The spicy clove note works for me here. It’s edgy without being scratchy. the florals are deep and earthy, not sweet and fleeting. The base takes time to develop, but is very classy when it finally arrives.
Fans of the following will want to try this: Niki St. Phalle, the Balmain greats, Chanel 19 and Ma Griffe.
Sane424 – :
MA LIBERTE, the freedom of wild nature. There’s nothing like this, has never been, will never be!! “MA LIBERTE” is the free (and most of all UNTAMED) nordic nature. Bottled Wilderness.Mysterious with capital “M” spring-herbals. Cloves and wildroses burst like spring in the topnotes. The heart of a mystical lavander woodsy cinnamon cedar & sandalwoods. This scent is taken out of the most northern Nordic WHITE MOSS WILDERNESS!!!! A sauna in the deepest woods of Finland. The one & only true scent of real freedom! Heated herbs, and burning fresh spring Björk(Birch)-wood with it’s spring-buds thrown on the saunas hot stones. The scent of this exact STEAM !!!! This is freedom. Clearest sweetwater fjordes of Norway, the pulsating magical hot springs of Iceland. And the crisp spring-air & Waters, combined earth, the ground-soil of the cleanest nature of Sweden. A saga – more than a fragrance. Ancient and close-to-heart. This is one of my signature scents. Like an older, wise ancestor to Guerlain’s “Jicky” edp. “MA LIBERTE’S” bolder & deeper. MYSTIC !!With added dark vetiver and white moss. THE leader through the whole scent, lavender from bright innocent jasmin-rosebuds-lavender top – down to “MA LIBERTE’S” woodsy earthy lavender-base.
katabazis – :
First an explosion of lavander, a bit sharp and strong. when I smell again I detect something fresh I think the lemon, then it gets more woody ,powdery even.The lavender is still prominent to my nose, but I can also start to smell some spices cinnamon and the patchouli maybe.The drydown is a lavender woody scent whit a bit of vetyver.
A very nice scent.
I wore the edt version about 20 jears ago and now I have the edp version. The notes in the edp are more prominent then the edt.
Sillage and staying power are great, can smell it still the next day.
Ma Liberte is one of the classics from Patou
tito-39 – :
WOW!!! Awesome surprise!!! I got a full 3.4 oz bottle for 24 dollars and I just rolled over with delight when I sprayed it.
It is a twin of JICKY!!!!! But with a little more bite.
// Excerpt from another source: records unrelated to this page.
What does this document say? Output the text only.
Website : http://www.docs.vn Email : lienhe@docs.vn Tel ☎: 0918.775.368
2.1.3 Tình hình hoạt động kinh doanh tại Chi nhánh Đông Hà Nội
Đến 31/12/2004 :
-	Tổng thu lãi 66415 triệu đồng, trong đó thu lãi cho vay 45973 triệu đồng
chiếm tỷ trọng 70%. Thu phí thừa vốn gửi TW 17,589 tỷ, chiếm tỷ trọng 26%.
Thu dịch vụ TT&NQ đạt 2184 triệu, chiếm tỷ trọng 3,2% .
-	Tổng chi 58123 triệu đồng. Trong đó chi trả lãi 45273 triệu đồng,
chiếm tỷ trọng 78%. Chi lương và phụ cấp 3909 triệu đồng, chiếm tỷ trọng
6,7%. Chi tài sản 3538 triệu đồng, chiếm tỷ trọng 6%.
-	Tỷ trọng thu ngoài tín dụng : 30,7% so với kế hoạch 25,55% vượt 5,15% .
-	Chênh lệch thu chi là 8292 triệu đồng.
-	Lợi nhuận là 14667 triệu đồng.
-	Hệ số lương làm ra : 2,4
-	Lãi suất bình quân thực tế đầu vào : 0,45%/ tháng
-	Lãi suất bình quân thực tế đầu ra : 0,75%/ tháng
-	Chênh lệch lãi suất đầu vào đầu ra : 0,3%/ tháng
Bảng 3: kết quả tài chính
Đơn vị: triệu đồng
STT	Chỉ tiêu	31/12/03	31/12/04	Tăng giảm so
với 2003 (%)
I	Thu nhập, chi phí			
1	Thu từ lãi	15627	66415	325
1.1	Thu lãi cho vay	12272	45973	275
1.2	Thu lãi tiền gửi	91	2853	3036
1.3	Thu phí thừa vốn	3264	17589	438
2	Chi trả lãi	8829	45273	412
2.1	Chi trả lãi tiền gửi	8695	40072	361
Jicky is one of my favorites, so I’m in heaven!!
I have a collection from many years ago that my husband got me, of several of the Jean Patou fragrances in mini bottles. I’m really pretty amazed at the staying power. If I get in the mood, I might go through the collection and start writing some reviews on the ones I revisit.
It is a set of about 12 fragrances including Moment Supreme, Colony and others. I have seen the collection selling for as much as 600 dollars!!! Hmmm guess I’m glad I didn’t get rid of the collection on one of my cleaning out rampages.
More later.
proffsashach – :
Reminded me most of Annick Goutal Vetiver (supposed to be for men, but it’s lovely), until I tried them side by side. Ma Liberte is much softer & more nuanced, with the citrus and lavender (and later, the vanilla) giving a calmness to the delicious spicy vetiver. I have a mini and might need a bottle before this becomes even harder to find.